MLB statistics (through September 17, 2026)
- Win–loss record: 0–1
- Earned run average: 4.00
- Strikeouts: 23
- Stats at Baseball Reference

Teams
- Tampa Bay Rays (2025); Chicago White Sox (2026); Athletics (2026–present);

= Joe Rock (baseball) =

American baseball player (born 2000)

Joseph Richard Rock (born July 29, 2000) is an American professional baseball pitcher for the Athletics of Major League Baseball (MLB). He has previously played in MLB for the Tampa Bay Rays and Chicago White Sox.

==Amateur career==
Rock grew up in Aliquippa, Pennsylvania and attended Hopewell High School.

Rock played college baseball for the Ohio Bobcats. He pitched in 16 games with 11 starts as a freshman and went 2–4 with a 5.19 ERA and 41 strikeouts in 59 innings pitched. In 2019, he played collegiate summer baseball with the Wareham Gatemen of the Cape Cod Baseball League. In 2020, Rock was declared academically ineligible as a sophomore and redshirted the season. He started 14 games as a redshirt sophomore and pitched to an 8–3 record with a 2.33 ERA and 117 strikeouts.

==Professional career==
===Colorado Rockies===
Rock was selected in the second round (68th overall) by the Colorado Rockies in the 2021 Major League Baseball draft. After signing with the team he was assigned to the rookie-level Arizona Complex League Rockies, where he had a 1.13 ERA and 11 strikeouts in eight innings pitched. Rock was assigned to the High-A Spokane Indians at the start of the 2022 season. In 22 starts split between Spokane and the Double-A Hartford Yard Goats, he accumulated a 7-8 record and 4.82 ERA with 120 strikeouts across 115 2/3 innings pitched.

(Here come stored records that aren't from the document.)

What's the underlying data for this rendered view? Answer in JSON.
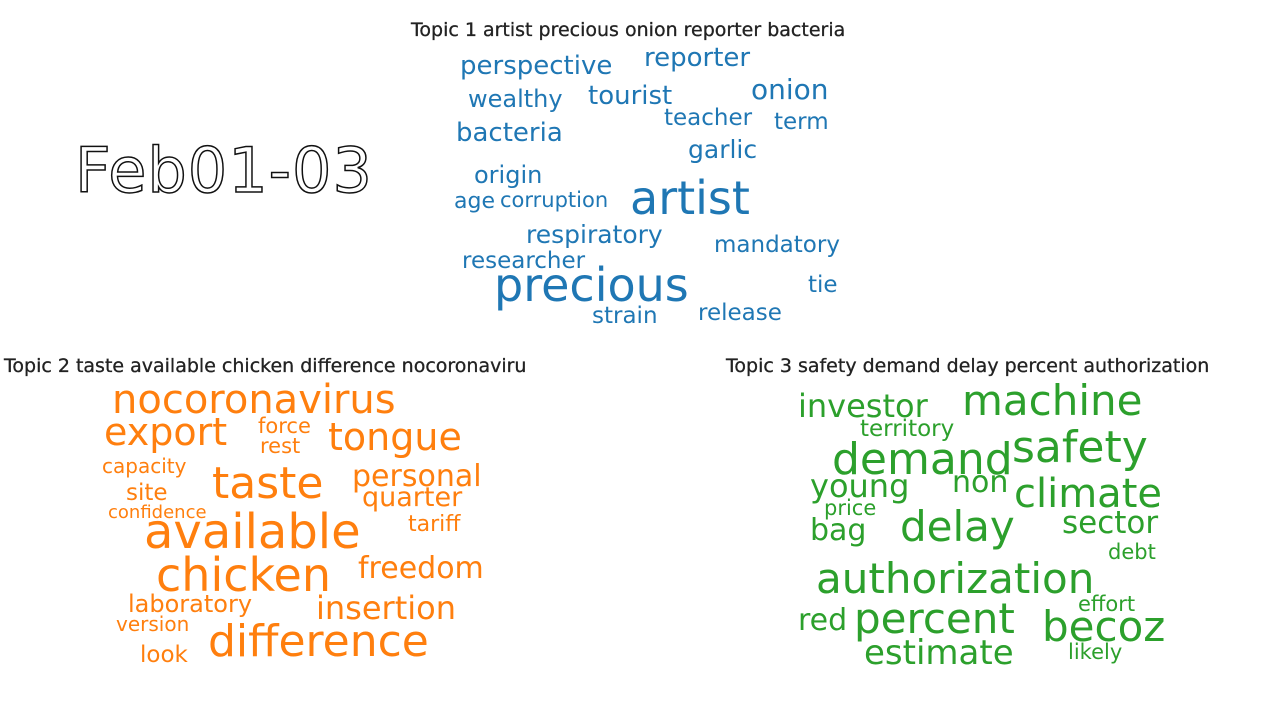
{
  "period_label": "Feb01-03",
  "topics": [
    {
      "title": "Topic 1 artist precious onion reporter bacteria",
      "color": "#1f77b4",
      "words": [
        "perspective",
        "reporter",
        "wealthy",
        "tourist",
        "onion",
        "bacteria",
        "teacher",
        "term",
        "garlic",
        "origin",
        "age",
        "corruption",
        "artist",
        "respiratory",
        "mandatory",
        "researcher",
        "precious",
        "tie",
        "strain",
        "release"
      ]
    },
    {
      "title": "Topic 2 taste available chicken difference nocoronaviru",
      "color": "#ff7f0e",
      "words": [
        "nocoronavirus",
        "export",
        "force",
        "rest",
        "tongue",
        "capacity",
        "taste",
        "personal",
        "site",
        "quarter",
        "confidence",
        "available",
        "tariff",
        "chicken",
        "freedom",
        "laboratory",
        "insertion",
        "version",
        "difference",
        "look"
      ]
    },
    {
      "title": "Topic 3 safety demand delay percent authorization",
      "color": "#2ca02c",
      "words": [
        "investor",
        "machine",
        "territory",
        "safety",
        "demand",
        "young",
        "non",
        "climate",
        "price",
        "delay",
        "bag",
        "sector",
        "debt",
        "authorization",
        "effort",
        "red",
        "percent",
        "becoz",
        "estimate",
        "likely"
      ]
    }
  ]
}
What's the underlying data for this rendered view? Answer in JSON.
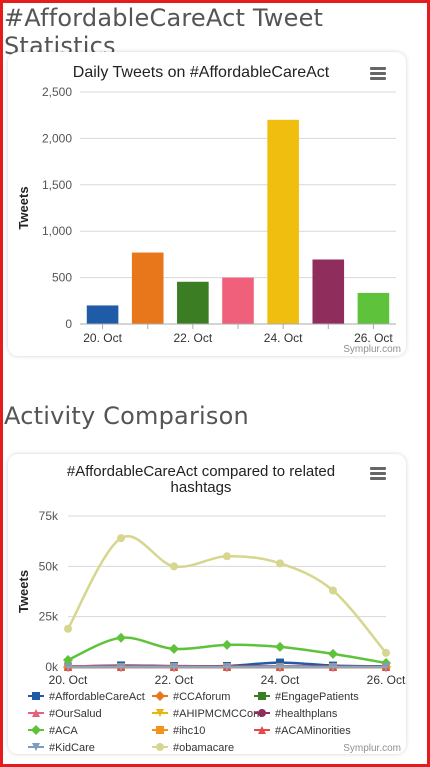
{
  "page": {
    "title": "#AffordableCareAct Tweet Statistics",
    "section2_title": "Activity Comparison"
  },
  "credit": "Symplur.com",
  "icons": {
    "menu": "hamburger-menu-icon"
  },
  "chart_data": [
    {
      "type": "bar",
      "title": "Daily Tweets on #AffordableCareAct",
      "ylabel": "Tweets",
      "xlabel": "",
      "categories": [
        "20. Oct",
        "21. Oct",
        "22. Oct",
        "23. Oct",
        "24. Oct",
        "25. Oct",
        "26. Oct"
      ],
      "x_tick_labels": [
        "20. Oct",
        "22. Oct",
        "24. Oct",
        "26. Oct"
      ],
      "values": [
        200,
        770,
        455,
        500,
        2200,
        695,
        335
      ],
      "colors": [
        "#1f5ba6",
        "#e8761a",
        "#3a7d23",
        "#f0607a",
        "#f0be0e",
        "#8f2d5c",
        "#5fc23b"
      ],
      "ylim": [
        0,
        2500
      ],
      "yticks": [
        0,
        500,
        1000,
        1500,
        2000,
        2500
      ],
      "ytick_labels": [
        "0",
        "500",
        "1,000",
        "1,500",
        "2,000",
        "2,500"
      ],
      "grid": true
    },
    {
      "type": "line",
      "title": "#AffordableCareAct compared to related hashtags",
      "title_lines": [
        "#AffordableCareAct compared to related",
        "hashtags"
      ],
      "ylabel": "Tweets",
      "xlabel": "",
      "x": [
        "20. Oct",
        "21. Oct",
        "22. Oct",
        "23. Oct",
        "24. Oct",
        "25. Oct",
        "26. Oct"
      ],
      "x_tick_labels": [
        "20. Oct",
        "22. Oct",
        "24. Oct",
        "26. Oct"
      ],
      "ylim": [
        0,
        75000
      ],
      "yticks": [
        0,
        25000,
        50000,
        75000
      ],
      "ytick_labels": [
        "0k",
        "25k",
        "50k",
        "75k"
      ],
      "grid": true,
      "legend_position": "bottom",
      "series": [
        {
          "name": "#AffordableCareAct",
          "color": "#1f5ba6",
          "marker": "square",
          "values": [
            200,
            770,
            455,
            500,
            2200,
            695,
            335
          ]
        },
        {
          "name": "#CCAforum",
          "color": "#e8761a",
          "marker": "diamond",
          "values": [
            0,
            0,
            0,
            0,
            0,
            0,
            0
          ]
        },
        {
          "name": "#EngagePatients",
          "color": "#3a7d23",
          "marker": "square",
          "values": [
            100,
            150,
            120,
            200,
            150,
            120,
            100
          ]
        },
        {
          "name": "#OurSalud",
          "color": "#e85f7a",
          "marker": "triangle",
          "values": [
            300,
            500,
            300,
            200,
            200,
            150,
            100
          ]
        },
        {
          "name": "#AHIPMCMCConf",
          "color": "#e8b60e",
          "marker": "triangle-down",
          "values": [
            0,
            0,
            0,
            0,
            0,
            0,
            0
          ]
        },
        {
          "name": "#healthplans",
          "color": "#8f2d5c",
          "marker": "circle",
          "values": [
            200,
            250,
            200,
            300,
            250,
            200,
            150
          ]
        },
        {
          "name": "#ACA",
          "color": "#5fc23b",
          "marker": "diamond",
          "values": [
            3500,
            14500,
            9000,
            11000,
            10000,
            6500,
            2000
          ]
        },
        {
          "name": "#ihc10",
          "color": "#f0941c",
          "marker": "square",
          "values": [
            0,
            0,
            0,
            0,
            0,
            0,
            0
          ]
        },
        {
          "name": "#ACAMinorities",
          "color": "#e54a4a",
          "marker": "triangle",
          "values": [
            0,
            0,
            0,
            0,
            0,
            0,
            0
          ]
        },
        {
          "name": "#KidCare",
          "color": "#7c9cc2",
          "marker": "triangle-down",
          "values": [
            0,
            0,
            0,
            0,
            0,
            0,
            0
          ]
        },
        {
          "name": "#obamacare",
          "color": "#d6d68e",
          "marker": "circle",
          "values": [
            19000,
            64000,
            50000,
            55000,
            51500,
            38000,
            7000
          ]
        }
      ]
    }
  ]
}
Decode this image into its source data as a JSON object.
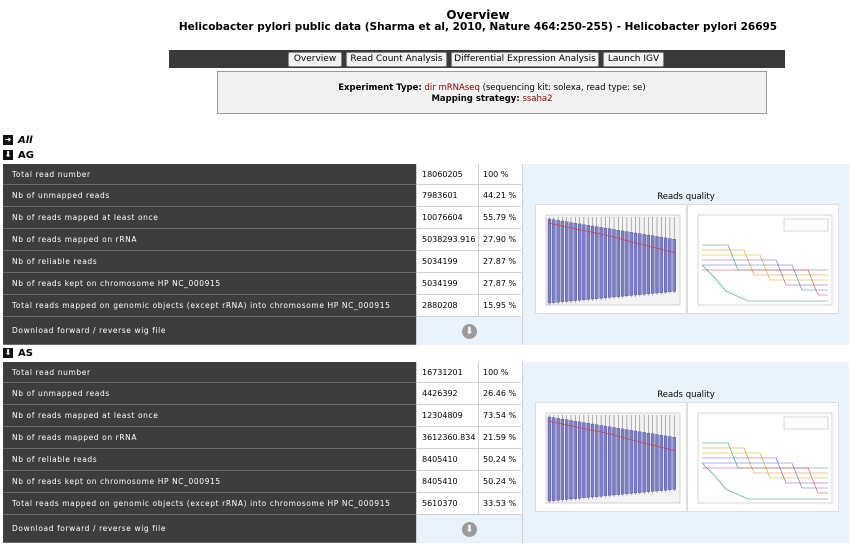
{
  "header": {
    "title": "Overview",
    "subtitle": "Helicobacter pylori public data (Sharma et al, 2010, Nature 464:250-255) - Helicobacter pylori 26695"
  },
  "nav": {
    "overview": "Overview",
    "read_count": "Read Count Analysis",
    "diff_expr": "Differential Expression Analysis",
    "launch_igv": "Launch IGV"
  },
  "info": {
    "experiment_type_label": "Experiment Type:",
    "experiment_type_value": "dir mRNAseq",
    "experiment_type_detail": "(sequencing kit: solexa, read type: se)",
    "mapping_label": "Mapping strategy:",
    "mapping_value": "ssaha2"
  },
  "all_label": "All",
  "quality_title": "Reads quality",
  "sections": [
    {
      "name": "AG",
      "rows": [
        {
          "label": "Total read number",
          "value": "18060205",
          "pct": "100 %"
        },
        {
          "label": "Nb of unmapped reads",
          "value": "7983601",
          "pct": "44.21 %"
        },
        {
          "label": "Nb of reads mapped at least once",
          "value": "10076604",
          "pct": "55.79 %"
        },
        {
          "label": "Nb of reads mapped on rRNA",
          "value": "5038293.916",
          "pct": "27.90 %"
        },
        {
          "label": "Nb of reliable reads",
          "value": "5034199",
          "pct": "27.87 %"
        },
        {
          "label": "Nb of reads kept on chromosome HP NC_000915",
          "value": "5034199",
          "pct": "27.87 %"
        },
        {
          "label": "Total reads mapped on genomic objects (except rRNA) into chromosome HP NC_000915",
          "value": "2880208",
          "pct": "15.95 %"
        }
      ],
      "download_label": "Download forward / reverse wig file"
    },
    {
      "name": "AS",
      "rows": [
        {
          "label": "Total read number",
          "value": "16731201",
          "pct": "100 %"
        },
        {
          "label": "Nb of unmapped reads",
          "value": "4426392",
          "pct": "26.46 %"
        },
        {
          "label": "Nb of reads mapped at least once",
          "value": "12304809",
          "pct": "73.54 %"
        },
        {
          "label": "Nb of reads mapped on rRNA",
          "value": "3612360.834",
          "pct": "21.59 %"
        },
        {
          "label": "Nb of reliable reads",
          "value": "8405410",
          "pct": "50.24 %"
        },
        {
          "label": "Nb of reads kept on chromosome HP NC_000915",
          "value": "8405410",
          "pct": "50.24 %"
        },
        {
          "label": "Total reads mapped on genomic objects (except rRNA) into chromosome HP NC_000915",
          "value": "5610370",
          "pct": "33.53 %"
        }
      ],
      "download_label": "Download forward / reverse wig file"
    }
  ],
  "icons": {
    "collapse": "arrow-down-icon",
    "expand": "arrow-right-icon",
    "download": "download-icon"
  }
}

Rock split the 2023 campaign between Hartford and the Triple-A Albuquerque Isotopes. In 20 starts for the two affiliates, he posted a cumulative 1-10 record and 4.66 ERA with 112 strikeouts across 92 2/3 innings pitched.

===Tampa Bay Rays===
On March 21, 2024, Rock was traded to the Tampa Bay Rays in exchange for Greg Jones. In 27 games (23 starts) for the Triple–A Durham Bulls, he logged a 7–8 record and 4.58 ERA with 132 strikeouts over 139 2/3 innings pitched. On November 18, the Rays added Rock to their 40-man roster to protect him from the Rule 5 draft.

Rock was optioned to Triple-A Durham to begin the 2025 season. In 15 appearances (14 starts) for the Bulls, he compiled a 3-5 record and 4.81 ERA with 63 strikeouts over 73 innings of work. On June 28, 2025, Rock was promoted to the major leagues for the first time. He made three appearances for Tampa Bay during his rookie campaign, recording a 2.35 ERA with 11 strikeouts across 7 2/3 innings pitched.

Rock was optioned to Triple-A Durham to begin the 2026 season. In 13 appearances for the Bulls, he posted a 1-1 record and 5.40 ERA with 27 strikeouts and one save over 15 innings of work.

===Chicago White Sox===
On May 19, 2026, Rock was traded to the Chicago White Sox in exchange for Oliver Dunn. He made four appearances for Chicago, posting an 0–1 record and 3.48 ERA with 12 strikeouts across 10 1/3 innings pitched. Rock was designated for assignment by the White Sox on August 14.

===Athletics===
On August 16, 2026, Rock was claimed off waivers by the Athletics.